Un beau portrait de femme

Un jour, son beau-frère vient lui réclamer « la chambre », une pièce à l'étage promise après sa mort à sa fille adoptive Kira, mais, par cupidité, il vient la démonter pour l'emporter chez son fils, mari de Kira. Au cours du trajet de nuit, un drame survient où Matriona perd la vie. Après les funérailles, la maison de Matriona sera encore partagée...

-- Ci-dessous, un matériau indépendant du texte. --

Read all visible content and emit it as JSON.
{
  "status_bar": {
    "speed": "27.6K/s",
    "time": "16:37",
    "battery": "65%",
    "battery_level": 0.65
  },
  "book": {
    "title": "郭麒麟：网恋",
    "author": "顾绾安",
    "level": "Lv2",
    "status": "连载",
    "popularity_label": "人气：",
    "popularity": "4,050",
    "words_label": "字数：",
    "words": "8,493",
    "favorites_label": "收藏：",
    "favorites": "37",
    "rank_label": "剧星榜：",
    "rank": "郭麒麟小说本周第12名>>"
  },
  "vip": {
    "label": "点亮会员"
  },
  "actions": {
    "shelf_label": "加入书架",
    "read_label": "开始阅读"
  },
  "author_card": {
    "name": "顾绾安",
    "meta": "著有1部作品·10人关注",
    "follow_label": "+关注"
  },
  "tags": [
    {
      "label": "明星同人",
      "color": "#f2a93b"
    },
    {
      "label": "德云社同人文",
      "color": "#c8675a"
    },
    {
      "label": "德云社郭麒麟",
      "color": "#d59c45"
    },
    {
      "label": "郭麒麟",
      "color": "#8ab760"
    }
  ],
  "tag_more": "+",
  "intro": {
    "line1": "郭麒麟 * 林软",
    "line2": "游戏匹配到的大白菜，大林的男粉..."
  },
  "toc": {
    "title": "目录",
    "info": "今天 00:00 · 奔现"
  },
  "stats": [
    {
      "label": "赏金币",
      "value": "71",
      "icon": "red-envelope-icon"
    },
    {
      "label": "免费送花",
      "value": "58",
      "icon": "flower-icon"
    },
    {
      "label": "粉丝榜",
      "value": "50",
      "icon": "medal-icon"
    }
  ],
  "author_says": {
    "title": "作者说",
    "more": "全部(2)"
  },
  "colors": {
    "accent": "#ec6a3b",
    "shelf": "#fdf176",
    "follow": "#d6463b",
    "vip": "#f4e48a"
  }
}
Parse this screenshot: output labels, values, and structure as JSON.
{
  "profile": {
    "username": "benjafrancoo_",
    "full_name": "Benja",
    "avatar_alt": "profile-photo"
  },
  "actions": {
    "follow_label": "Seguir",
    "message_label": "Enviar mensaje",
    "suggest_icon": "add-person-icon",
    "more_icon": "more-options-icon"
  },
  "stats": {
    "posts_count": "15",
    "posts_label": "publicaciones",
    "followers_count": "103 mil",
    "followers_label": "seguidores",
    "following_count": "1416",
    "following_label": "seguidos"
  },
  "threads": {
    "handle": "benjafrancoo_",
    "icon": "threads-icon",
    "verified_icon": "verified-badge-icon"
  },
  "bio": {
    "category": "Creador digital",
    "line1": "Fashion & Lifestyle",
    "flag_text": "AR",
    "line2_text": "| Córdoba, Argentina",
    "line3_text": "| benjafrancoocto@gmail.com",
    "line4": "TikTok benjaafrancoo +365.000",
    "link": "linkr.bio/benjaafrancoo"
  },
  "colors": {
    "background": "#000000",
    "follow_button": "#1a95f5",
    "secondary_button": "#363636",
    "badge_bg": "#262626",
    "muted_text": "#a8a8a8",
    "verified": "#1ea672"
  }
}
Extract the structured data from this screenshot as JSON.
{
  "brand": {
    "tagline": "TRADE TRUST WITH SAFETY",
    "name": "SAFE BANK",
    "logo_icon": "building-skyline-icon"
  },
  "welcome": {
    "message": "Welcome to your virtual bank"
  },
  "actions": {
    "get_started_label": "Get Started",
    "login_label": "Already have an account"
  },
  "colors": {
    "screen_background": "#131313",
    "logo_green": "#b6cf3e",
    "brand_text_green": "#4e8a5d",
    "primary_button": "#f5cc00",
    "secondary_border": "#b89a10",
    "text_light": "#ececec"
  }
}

Outre la vie d'un petit village rural communiste, où la pauvreté oblige à frauder, où mesquineries familiales et commérages ne sont pas rares, A. Soljénitsyne nous offre un beau portrait d'une femme pourtant jugée insignifiante, raillée et méprisée par son entourage, mais qui au fond est une belle personne, incomprise, « ce Juste dont parle le proverbe et sans lequel il n'est village qui tienne. Ni ville. Ni notre terre entière. » C

Alexandre Soljénitsyne, La maison de Matriona, Ed. Julliard 1963, Le Livre de Poche 1965, 64 p.

Alexandre Soljenitsyne (1918-2008) a obtenu le Prix Nobel de littérature en 1970. Ses œuvres les plus connues sont Le Pavillon des cancéreux (1968) et L'archipel du Goulag  (1974-1976).